This comment on the American Protestant phenomenon of 'Vacation Bible Schools' is superb, and applicable to attempts to use popular culture in the catechising of children in Catholic contexts too. The post is here.
These programs are written and produced by Christians with good intentions, but the baseline bait n’ switch philosophy is perverse, like trying to get your child to eat vegetables by embedding them in a Twinkie. Sure, the child will hear some good things about God, but the medium of the message—the razzle-dazzle theme, characterless music, throwaway crafts, forced theatrics, the theological minimalism—is what the child internalizes.
The deeper message conveyed is that what is meant to be an eternal truth is derivative, unserious, inauthentic, forgettable, commercial, frivolous, and cheap. Based on the evidence, millennials figured out how to nibble at the bait and leave the hook bare.
To speak generally, the medium of the message becomes its own catechesis, catechizing children in the forms of pop culture. The shallow entertainment value of attention-grabbing imagery and soundtracks keeps the soul bopping around from thought to thought, preventing any sort of serious reflective thinking. Yes, even four-year-olds are capable of reflective thinking!
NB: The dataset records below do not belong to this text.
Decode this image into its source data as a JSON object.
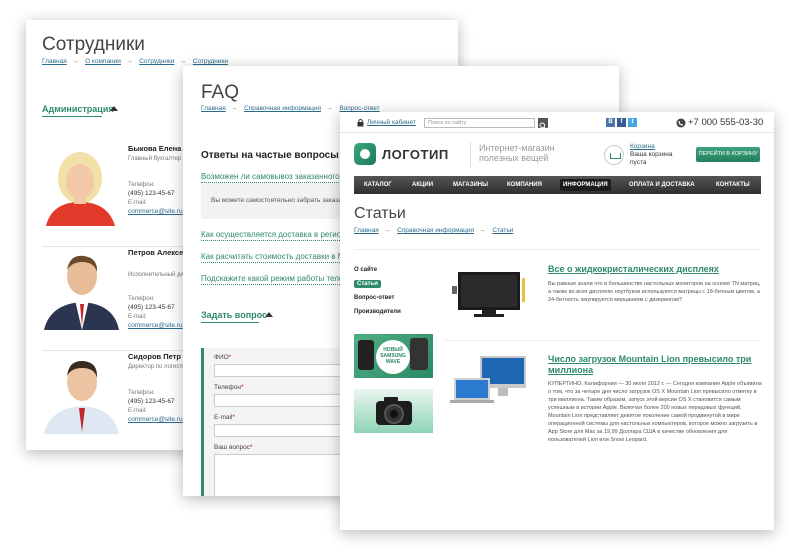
{
  "card1": {
    "title": "Сотрудники",
    "breadcrumb": [
      "Главная",
      "О компании",
      "Сотрудники",
      "Сотрудники"
    ],
    "breadcrumb_sep": "→",
    "section": "Администрация",
    "employees": [
      {
        "name": "Быкова Елена В",
        "role": "Главный бухгалтер",
        "phone_label": "Телефон:",
        "phone": "(495) 123-45-67",
        "email_label": "E-mail:",
        "email": "commerce@site.ru"
      },
      {
        "name": "Петров Алексей Александрович",
        "role": "Исполнительный дире",
        "phone_label": "Телефон:",
        "phone": "(495) 123-45-67",
        "email_label": "E-mail:",
        "email": "commerce@site.ru"
      },
      {
        "name": "Сидоров Петр С",
        "role": "Директор по логистик",
        "phone_label": "Телефон:",
        "phone": "(495) 123-45-67",
        "email_label": "E-mail:",
        "email": "commerce@site.ru"
      }
    ]
  },
  "card2": {
    "title": "FAQ",
    "breadcrumb": [
      "Главная",
      "Справочная информация",
      "Вопрос-ответ"
    ],
    "heading": "Ответы на частые вопросы",
    "questions": [
      "Возможен ли самовывоз заказанного т",
      "Как осуществляется доставка в регион",
      "Как расчитать стоимость доставки в М",
      "Подскажите какой режим работы телеф"
    ],
    "answer": "Вы можете самостоятельно забрать заказанн",
    "ask_section": "Задать вопрос",
    "form": {
      "name_label": "ФИО",
      "phone_label": "Телефон",
      "email_label": "E-mail",
      "question_label": "Ваш вопрос",
      "required": "*"
    }
  },
  "card3": {
    "top": {
      "cabinet": "Личный кабинет",
      "search_placeholder": "Поиск по сайту",
      "social": [
        "B",
        "f",
        "t"
      ],
      "phone": "+7 000 555-03-30"
    },
    "logo": "ЛОГОТИП",
    "slogan": "Интернет-магазин полезных вещей",
    "cart": {
      "title": "Корзина",
      "line1": "Ваша корзина",
      "line2": "пуста",
      "button": "ПЕРЕЙТИ В КОРЗИНУ"
    },
    "nav": [
      "КАТАЛОГ",
      "АКЦИИ",
      "МАГАЗИНЫ",
      "КОМПАНИЯ",
      "ИНФОРМАЦИЯ",
      "ОПЛАТА И ДОСТАВКА",
      "КОНТАКТЫ"
    ],
    "nav_active": "ИНФОРМАЦИЯ",
    "title": "Статьи",
    "breadcrumb": [
      "Главная",
      "Справочная информация",
      "Статьи"
    ],
    "sidebar": [
      "О сайте",
      "Статьи",
      "Вопрос-ответ",
      "Производители"
    ],
    "banner1": [
      "НОВЫЙ",
      "SAMSUNG",
      "WAVE"
    ],
    "articles": [
      {
        "title": "Все о жидкокристалических дисплеях",
        "text": "Вы равные знали что в большинстве настольных мониторов на основе TN матриц, а также во всех дисплеях ноутбуков используются матрицы с 18-битным цветом, а 24-битность эмулируется мерцанием с дизерингом?"
      },
      {
        "title": "Число загрузок Mountain Lion превысило три миллиона",
        "text": "КУПЕРТИНО, Калифорния — 30 июля 2012 г. — Сегодня компания Apple объявила о том, что за четыре дня число загрузок OS X Mountain Lion превысило отметку в три миллиона. Таким образом, запуск этой версии OS X становится самым успешным в истории Apple. Включая более 200 новых передовых функций, Mountain Lion представляет девятое поколение самой продвинутой в мире операционной системы для настольных компьютеров, которое можно загрузить в App Store для Mac за 19,99 Доллара США в качестве обновления для пользователей Lion или Snow Leopard."
      }
    ]
  }
}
The author, Peter Burfeind, doesn't do so well with proposing a solution: his idea seems to be simply to offer children a better version of the same thing. I am involved in a Catholic Summer School, admittedly for older children than he seems to have in mind, and our solution is something completely different: an introduction to Catholic culture and the Catholic intellectual tradition, the public prayer of the Church in their traditional forms, and the Sacraments. It's not so very difficult, really.